私は宇宙が生み出した物質の単なる配置に過ぎない。ちょっとその配列が違っていれば、私はアンドロメダ大星雲を構成する塵だったかもしれないし、または、火星で滅んだ最初の生命体の萌芽だったのかもしれない。いまの私と彼らの間には何の違いも無いのだ。
私はこうして、21世紀を生きる人類として日本と呼ばれる列島の上で生を送っているが、それとて永続的なものではなく、一度肉体が機能を停止すれば、私は焼かれ、大気に放出され、植物の元になるか、砂の元になるか、はたまたカマキリになるか、また違った生物、無機物の構成要素となるに過ぎない。
そう考えると、死はもはや恐れるに足らない。
私という存在の消滅=世界の終わりという前提に立てば、死は確かに恐ろしい。宇宙自体が消滅してしまえば、生の喜びやら、苦しみやら、愛やら美やら、その他全ての価値観がなくなってしまうのだから、恐ろしくないわけが無い。

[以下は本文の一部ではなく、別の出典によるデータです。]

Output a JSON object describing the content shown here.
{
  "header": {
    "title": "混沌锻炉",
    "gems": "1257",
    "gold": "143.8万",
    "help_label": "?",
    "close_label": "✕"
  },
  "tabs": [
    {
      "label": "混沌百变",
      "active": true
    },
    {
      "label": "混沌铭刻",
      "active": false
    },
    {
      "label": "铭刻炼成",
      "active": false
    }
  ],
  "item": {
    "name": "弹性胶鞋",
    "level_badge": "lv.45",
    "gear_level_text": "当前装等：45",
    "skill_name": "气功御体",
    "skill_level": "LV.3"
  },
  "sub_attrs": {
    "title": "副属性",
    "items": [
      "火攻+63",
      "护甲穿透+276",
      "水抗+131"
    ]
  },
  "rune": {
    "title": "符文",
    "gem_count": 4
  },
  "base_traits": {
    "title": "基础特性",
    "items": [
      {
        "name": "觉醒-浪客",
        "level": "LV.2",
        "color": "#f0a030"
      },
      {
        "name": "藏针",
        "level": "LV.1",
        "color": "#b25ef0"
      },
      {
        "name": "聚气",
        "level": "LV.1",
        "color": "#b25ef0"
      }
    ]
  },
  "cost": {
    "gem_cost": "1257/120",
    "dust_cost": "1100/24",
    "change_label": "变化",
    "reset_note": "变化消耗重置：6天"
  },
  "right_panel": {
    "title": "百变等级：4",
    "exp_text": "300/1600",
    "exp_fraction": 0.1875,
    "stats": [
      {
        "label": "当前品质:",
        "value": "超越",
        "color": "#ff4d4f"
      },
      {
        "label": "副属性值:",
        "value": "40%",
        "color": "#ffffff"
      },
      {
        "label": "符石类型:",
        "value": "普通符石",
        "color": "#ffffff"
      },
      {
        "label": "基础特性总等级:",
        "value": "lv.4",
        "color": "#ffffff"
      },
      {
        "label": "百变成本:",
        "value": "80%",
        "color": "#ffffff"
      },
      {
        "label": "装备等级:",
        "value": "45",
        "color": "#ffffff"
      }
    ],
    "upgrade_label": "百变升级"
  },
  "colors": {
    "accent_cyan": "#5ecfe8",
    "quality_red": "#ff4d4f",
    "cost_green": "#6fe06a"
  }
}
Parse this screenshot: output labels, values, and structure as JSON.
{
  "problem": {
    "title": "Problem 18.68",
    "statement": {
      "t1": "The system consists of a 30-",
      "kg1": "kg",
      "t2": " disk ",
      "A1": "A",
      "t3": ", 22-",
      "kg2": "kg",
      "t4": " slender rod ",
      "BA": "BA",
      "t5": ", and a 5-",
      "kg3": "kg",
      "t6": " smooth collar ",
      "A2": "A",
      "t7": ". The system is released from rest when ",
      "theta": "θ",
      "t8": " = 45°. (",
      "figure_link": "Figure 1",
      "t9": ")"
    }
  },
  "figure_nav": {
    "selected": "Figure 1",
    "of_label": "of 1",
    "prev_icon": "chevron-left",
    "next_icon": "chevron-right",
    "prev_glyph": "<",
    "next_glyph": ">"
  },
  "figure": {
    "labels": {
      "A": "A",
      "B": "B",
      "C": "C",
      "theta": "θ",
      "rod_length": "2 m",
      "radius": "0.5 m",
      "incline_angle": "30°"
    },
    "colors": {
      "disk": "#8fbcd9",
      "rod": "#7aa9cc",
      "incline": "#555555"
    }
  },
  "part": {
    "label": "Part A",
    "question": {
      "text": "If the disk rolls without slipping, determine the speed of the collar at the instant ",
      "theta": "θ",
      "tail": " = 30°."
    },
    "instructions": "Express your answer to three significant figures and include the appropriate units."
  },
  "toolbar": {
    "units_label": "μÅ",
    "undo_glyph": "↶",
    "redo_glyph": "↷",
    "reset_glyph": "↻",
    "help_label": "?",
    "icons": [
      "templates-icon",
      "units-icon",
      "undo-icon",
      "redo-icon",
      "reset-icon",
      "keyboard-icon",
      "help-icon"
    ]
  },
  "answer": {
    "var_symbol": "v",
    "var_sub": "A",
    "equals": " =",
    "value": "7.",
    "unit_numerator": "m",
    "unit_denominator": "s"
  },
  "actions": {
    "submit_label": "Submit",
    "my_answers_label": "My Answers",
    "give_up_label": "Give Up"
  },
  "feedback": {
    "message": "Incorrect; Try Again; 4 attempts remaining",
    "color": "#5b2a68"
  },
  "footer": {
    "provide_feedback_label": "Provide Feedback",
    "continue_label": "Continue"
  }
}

だが、質量保存の法則を持ち出すまでもなく、その形態が変わっても、全体としての質量が変わらないのであれば、私が死んだところで、何一つ減っていないのだから、存在の消滅という考え方自体が存在しなくなる。ただ、形を変えるだけなのだ。
全ては流転する。
誰もが、幼い頃、食物に感謝をしませうと教わったことだろう。動物も植物も、その命を与えてくれているのだから、と。
また、食物連鎖について、エレメンタリースクールで習ったことがあるだろう。植物から肉食動物まで、全ての生命は捕食者・非捕食者の関係にあり、その輪は循環して閉じることはない、と。
善男子良く之を聞く。では、その輪の中に、私はどう位置づけられるのか。全く同じである。私の肉体は、死んで燃やされると、灰となり、雨の粒となって各地に降り注ぐ。あるいは、落ちた灰は、地面にまみれ、植物の栄養分として吸収される。あるいは、海に流され、魚に水と一緒に吸い込まれる。その魚がまた別の魚に食べられ、鳥に食べられ、動物に食べられ……と繰り返される。
命の循環。無限に続く、命の鼓動。私はすでにその一部なのだ。私は、大きな命の一部分なのだ。命は、命そのものとして、有機物、無機物を問わず、広く宇宙そのものなのだ。
その意味で、まさにその意味で私は宇宙そのもの、そして、宇宙は私そのものなのだ。